第310話 アイテムボックスの調査・その1

「あの娘っ子か。人間にしてはまあまあやりよる。わらわには及ばんがの!」

 レンジアと会ったことのあるミルドレッドさんは、彼女の実力がわかってるみたい。


「うん……。その……。僕の元婚約者であるオフィーリア嬢についてた王家の影の1人を、オフィーリア嬢が僕につけたんだ。

 ──レンジア!出てきて!!」


 呼ばれた途端、スッと目の前に現れて、僕にかしずいてくるレンジア。

「お呼びですか、アレックスさま。」


「彼女がレンジア。オフィーリア嬢がつけてくれた、僕の護衛だよ。ずっと叔父さんにも内緒で僕を守っていてくれて……。そして彼女自身、英雄候補者の1人なんだ。」


「俺に内緒で護衛?まさか、お前が我が家に来てからたびたび人の気配が一瞬したと思ったら消えていたのは、そういうわけか?

 ……こんな幼い娘が俺の目を欺くとは。」


 さすがは王家の影か、と叔父さんが呟く。

 なんだかんだ王家の影としての実力だけはあるんだよね、レンジアは。他がいろいろとアレではあるんだけど……。


「英雄候補者かつ、王家の影か。

 確かに戦力ではある。

 キリカは彼女を連れて行けと?

 こちらの事情は知っているんだな?」


「うん。そうしたほうがいいって。」

「わかった。家には護符を貼っておこう。

 レンジアさん、あんたもついて来てくれ。

 これから時空の扉の調査に向かう。」


「お願い出来る?レンジア。」

「アレックスさまのお願い……。

 わかった。役に立つ。」

 レンジアがこくっとうなずいた。


「ルール改定!レンジアとミルドレッドさんを、時空の海に出入り可能とする!」

 これでレンジアもミルドレッドさんも、時空の海の入口から入ることが出来るね。


 それぞれのアイテムボックスに通じる時空の扉は、制限をかけていないから、それこそ誰でも出入り出来るけど、おおもとの時空の海の鉄の扉は、外から入れない仕様だから。

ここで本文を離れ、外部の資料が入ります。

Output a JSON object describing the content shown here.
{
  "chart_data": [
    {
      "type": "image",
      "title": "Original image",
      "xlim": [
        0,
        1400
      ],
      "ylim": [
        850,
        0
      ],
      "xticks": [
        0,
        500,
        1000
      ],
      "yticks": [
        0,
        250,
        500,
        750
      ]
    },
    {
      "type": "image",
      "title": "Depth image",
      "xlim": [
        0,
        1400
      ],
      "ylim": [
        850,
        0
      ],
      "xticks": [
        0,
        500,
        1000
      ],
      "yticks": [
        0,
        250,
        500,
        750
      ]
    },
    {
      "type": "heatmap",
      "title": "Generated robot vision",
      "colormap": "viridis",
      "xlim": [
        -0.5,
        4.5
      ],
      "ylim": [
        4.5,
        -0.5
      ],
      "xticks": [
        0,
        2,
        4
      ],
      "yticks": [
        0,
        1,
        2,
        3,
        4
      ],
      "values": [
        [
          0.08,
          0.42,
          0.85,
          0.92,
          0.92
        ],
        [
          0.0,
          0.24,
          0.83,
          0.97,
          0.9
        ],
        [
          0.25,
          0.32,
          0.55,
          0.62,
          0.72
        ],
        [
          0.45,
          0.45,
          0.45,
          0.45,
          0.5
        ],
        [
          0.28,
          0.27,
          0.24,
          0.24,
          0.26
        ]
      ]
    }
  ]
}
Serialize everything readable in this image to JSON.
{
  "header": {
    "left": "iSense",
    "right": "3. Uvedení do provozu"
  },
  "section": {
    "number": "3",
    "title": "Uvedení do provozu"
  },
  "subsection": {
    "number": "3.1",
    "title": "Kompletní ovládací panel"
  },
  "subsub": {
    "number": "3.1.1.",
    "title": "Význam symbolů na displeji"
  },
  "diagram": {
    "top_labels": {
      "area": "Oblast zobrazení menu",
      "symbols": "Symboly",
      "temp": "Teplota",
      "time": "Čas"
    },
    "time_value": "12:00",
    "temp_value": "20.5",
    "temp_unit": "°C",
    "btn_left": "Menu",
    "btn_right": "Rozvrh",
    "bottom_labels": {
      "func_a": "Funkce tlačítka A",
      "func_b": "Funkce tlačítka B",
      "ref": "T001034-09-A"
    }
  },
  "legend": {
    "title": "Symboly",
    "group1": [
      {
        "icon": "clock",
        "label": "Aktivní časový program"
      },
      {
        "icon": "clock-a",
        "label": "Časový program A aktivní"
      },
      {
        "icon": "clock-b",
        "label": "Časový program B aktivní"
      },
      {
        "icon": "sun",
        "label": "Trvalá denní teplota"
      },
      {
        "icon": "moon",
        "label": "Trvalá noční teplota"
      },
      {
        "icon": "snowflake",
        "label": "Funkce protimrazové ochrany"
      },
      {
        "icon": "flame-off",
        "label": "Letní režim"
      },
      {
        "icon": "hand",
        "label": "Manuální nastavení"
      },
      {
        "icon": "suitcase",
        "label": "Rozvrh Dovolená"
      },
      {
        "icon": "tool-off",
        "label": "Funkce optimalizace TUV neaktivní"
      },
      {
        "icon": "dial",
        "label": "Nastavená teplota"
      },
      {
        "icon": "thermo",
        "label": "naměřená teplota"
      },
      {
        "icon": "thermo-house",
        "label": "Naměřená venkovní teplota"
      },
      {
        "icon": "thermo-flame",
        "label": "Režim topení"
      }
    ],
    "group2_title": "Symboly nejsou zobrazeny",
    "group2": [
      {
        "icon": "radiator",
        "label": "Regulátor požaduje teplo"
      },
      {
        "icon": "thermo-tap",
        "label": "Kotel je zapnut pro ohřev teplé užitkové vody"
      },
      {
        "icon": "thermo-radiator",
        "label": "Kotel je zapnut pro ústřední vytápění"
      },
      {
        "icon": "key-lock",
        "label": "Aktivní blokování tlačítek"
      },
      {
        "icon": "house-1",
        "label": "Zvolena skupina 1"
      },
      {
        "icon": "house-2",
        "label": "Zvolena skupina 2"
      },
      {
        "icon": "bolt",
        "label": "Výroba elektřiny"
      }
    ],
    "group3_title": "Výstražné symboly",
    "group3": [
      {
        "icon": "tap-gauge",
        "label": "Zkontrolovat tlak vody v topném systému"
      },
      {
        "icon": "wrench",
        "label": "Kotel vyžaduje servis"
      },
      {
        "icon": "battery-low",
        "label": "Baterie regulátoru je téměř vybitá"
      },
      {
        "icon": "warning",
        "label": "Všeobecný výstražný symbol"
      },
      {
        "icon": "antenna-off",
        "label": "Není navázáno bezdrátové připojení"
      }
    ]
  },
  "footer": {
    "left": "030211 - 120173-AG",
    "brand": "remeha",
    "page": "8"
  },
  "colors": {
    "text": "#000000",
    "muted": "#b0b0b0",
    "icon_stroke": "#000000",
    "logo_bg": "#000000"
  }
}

『キリカは今回お留守番ね。出た先が危ないかも知れないし。叔父さんにミルドレッドさん、それにレンジアもいるから、これ以上人数を増やすとちょっと多過ぎるし。』


【そうですね。アイテムボックスは狭い部屋も多いですし、逃げなくてはいけない場面で人数が多いのはあまりよくないと思います。

 私はここに残りますね。】


 そんなわけでキリカは今回家に残ることになった。1人で残すことになるけど、追手は僕の居場所しか探せないわけだし、近くにいないほうが安全だろうと叔父さんも同意。


 時空の海の鉄の扉を出すと、叔父さん、続いて僕、ミルドレッドさん、レンジアの順番で中に入ったんだけど、レンジアが不思議そうに空中を見上げて首をかしげている。


「どうしたの?レンジア。」

「いつもこのあたりのどこかでオデコをぶつける。今日はぶつからない。」

 ああ、そういうことか。


「今日からレンジアも、また中に入れるようになったからね。もう入口でオデコをぶつけることはないと思うよ。」

「理解。」


 魔道昇降に乗って、84番目の扉の前に降り立った。魔道昇降が出来る前に時空の海にもぐっていたレンジアは、魔道昇降を不思議そうに眺めていた。


 84番目・肉屋(肉たくさん)。

 ということで、まずは84番めの扉に出てみることにする。


「……ここって、魔物の死体置き場?」


 物凄い血の匂いにクラクラする。バラバラにされた魔物の残骸のようなものが打ち捨てられていて生々しすぎる。自分の足元に広がる血だまりに、思わずゾッとした。


「ここは……。おそらく屠殺場だな。

 魔物に限らずたくさんの動物なんかを解体して出荷する工房だな。」

 と叔父さんが言った。


 キリカ!ここはどこ!?


【ビンブツという小国です。

 市が3つしかないようですね。】


「叔父さん、ビンブツっていう、市が3つしかない小さな国みたいだよ。」

「そんなに小さな国じゃ、直通の船便は望めないな、次に行こう。」


 85番目・錬金術師(薬など多数)。

 たくさんのアイテムをかきわけて、85番目の扉の外に出てみることにする。


 研究室のような、薄暗い部屋だけど、人の気配がなくて、ずっと誰も使っていないかのようだった。器具にはホコリがかぶってる。


 人の気配がなくて、だけど外には誰かが通るような音もする。僕らはとりわけ静かに周囲の様子をうかがった。すると、ひとつだけホコリのかぶっていない箱に目が留まった。


 蓋を開けると、中には一冊の本が入っていた。それには鎖が巻き付けられて開かないようになっている。僕はそれをなんとかしようとしたけど、錆びた鎖は外れなかった。


 鎖自体がチャラチャラ音がして、それが更に木箱に当たって、ガチャガチャ音がするから、そっとしか触れられないから余計に。